Pensadores filósofos y artistas trataron de entenderla y escribieron sobre ella.  Gandhi dijo que la muerte es solo un cambio de misión, mientras Robespierre afirmaba que es el comienzo de la inmortalidad y Napoleón la describía como un sueño sin ensueños. Otros, en vez de definir, aconsejaron: Antonio Machado que no se debe temer a la muerte porque, mientras somos, la muerte no es y cuando la muerte es, nosotros ya no somos. Jorge Luis Borges dijo que la muerte es una vida vivida y la vida es una muerte que viene, y sabios antiguos y modernos propusieron que hay que dormir con el pensamiento de la muerte y levantarse con el pensamiento de que la vida es corta. 

Pero nosotros no somos así. A cada muerto un altar y a cada desconsuelo, un gozo. Por eso planeamos y nos preparáramos con anticipación  para celebrar el Día de Muertos, quizá el momento sea hoy mismo, lector querido. Ojalá sin cambiar la calavera por el enorme mazacote anaranjado al que se le pinta (o se les escarba) una sonrisa desdentada y terrorífica. (¿Desde cuándo o por qué nosotros pensamos que los fantasmas son como una sábana? y ¿que los espíritus que pululan por las calles mexicanas se parecen más a Freddy Krueger que a la Llorona?)

Mejor no contestemos.
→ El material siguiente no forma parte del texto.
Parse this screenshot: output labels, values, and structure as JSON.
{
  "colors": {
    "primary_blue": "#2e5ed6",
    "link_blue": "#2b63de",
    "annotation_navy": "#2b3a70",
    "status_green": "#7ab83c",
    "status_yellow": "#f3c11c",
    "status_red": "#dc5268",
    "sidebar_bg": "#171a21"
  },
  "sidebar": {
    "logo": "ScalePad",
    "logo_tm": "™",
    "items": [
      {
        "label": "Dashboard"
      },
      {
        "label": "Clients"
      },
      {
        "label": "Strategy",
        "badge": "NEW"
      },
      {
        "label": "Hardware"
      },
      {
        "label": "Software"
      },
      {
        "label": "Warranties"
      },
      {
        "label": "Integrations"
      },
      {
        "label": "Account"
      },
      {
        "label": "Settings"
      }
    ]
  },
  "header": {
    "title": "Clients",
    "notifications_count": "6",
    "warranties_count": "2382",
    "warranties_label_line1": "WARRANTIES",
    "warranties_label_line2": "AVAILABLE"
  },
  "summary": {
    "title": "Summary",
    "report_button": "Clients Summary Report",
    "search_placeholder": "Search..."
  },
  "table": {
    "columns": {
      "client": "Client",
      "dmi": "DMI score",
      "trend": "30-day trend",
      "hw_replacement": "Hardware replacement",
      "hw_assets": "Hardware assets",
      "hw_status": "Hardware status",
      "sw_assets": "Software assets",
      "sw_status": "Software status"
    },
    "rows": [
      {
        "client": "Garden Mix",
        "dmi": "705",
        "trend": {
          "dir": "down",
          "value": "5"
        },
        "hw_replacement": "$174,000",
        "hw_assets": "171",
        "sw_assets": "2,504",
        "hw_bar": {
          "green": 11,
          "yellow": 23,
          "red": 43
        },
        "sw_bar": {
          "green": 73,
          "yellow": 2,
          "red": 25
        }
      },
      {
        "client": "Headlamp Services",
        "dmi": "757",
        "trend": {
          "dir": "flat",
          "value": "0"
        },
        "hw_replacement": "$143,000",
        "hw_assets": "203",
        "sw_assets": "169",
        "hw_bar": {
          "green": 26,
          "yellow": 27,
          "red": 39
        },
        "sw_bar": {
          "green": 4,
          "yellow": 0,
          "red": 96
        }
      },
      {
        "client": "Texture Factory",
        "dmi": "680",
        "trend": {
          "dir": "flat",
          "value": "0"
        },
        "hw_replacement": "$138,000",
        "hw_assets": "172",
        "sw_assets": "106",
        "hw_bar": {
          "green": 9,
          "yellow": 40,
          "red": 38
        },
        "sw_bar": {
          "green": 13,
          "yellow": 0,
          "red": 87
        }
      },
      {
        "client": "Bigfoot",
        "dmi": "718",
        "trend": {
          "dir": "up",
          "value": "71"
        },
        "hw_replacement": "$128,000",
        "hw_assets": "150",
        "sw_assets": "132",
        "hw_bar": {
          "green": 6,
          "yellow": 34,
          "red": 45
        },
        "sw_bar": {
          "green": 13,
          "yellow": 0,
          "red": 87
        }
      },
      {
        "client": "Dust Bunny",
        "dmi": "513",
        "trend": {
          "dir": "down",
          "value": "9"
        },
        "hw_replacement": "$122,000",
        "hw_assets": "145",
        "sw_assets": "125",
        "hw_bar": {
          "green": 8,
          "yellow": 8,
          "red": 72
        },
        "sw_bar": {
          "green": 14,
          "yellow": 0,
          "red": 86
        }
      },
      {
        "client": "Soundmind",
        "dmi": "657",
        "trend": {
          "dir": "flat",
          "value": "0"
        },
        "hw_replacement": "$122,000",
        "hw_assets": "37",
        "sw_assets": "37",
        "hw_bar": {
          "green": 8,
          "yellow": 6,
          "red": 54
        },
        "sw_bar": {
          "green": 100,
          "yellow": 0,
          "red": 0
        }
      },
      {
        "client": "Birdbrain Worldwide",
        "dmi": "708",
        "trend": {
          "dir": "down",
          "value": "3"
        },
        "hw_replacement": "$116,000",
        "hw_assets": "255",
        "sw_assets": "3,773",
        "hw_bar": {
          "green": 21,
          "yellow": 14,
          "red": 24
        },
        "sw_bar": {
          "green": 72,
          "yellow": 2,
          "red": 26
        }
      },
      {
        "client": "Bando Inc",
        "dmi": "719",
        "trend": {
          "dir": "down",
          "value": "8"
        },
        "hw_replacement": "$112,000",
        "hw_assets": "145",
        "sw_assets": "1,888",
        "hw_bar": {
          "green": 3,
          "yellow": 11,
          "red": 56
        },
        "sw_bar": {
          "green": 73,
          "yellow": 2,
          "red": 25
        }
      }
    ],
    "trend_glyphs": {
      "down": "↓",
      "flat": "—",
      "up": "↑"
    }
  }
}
Nada más para no caer en la clásica – y absolutamente legítima- furia por la gringa invasión a nuestros pensamientos. (Claro que cada quién es libre de hacer lo que prefiera, responder a su pasado noreuropeo y cambiar el  31 de octubre, víspera del día de Todos los Santos, para celebrar el all hallow's eve - origen del nombre de Halloween para los celtas y los angloparlantes- y disfrazarse  para pasar  la noche pidiendo caramelos. Ustedes dirán, ustedes sabrán...).

Mucho nos aterra pasar de este mundo a otro, mucho nos duelen los que se han ido, mucho nos fascinaría entender, no sufrir, hablar con ella. Pero escuchar a la muerte es imposible e ignorar sus designios, peligroso.

A la muerte ni atosigarla ni atraparla. No vaya a ser que nos mate en el intento.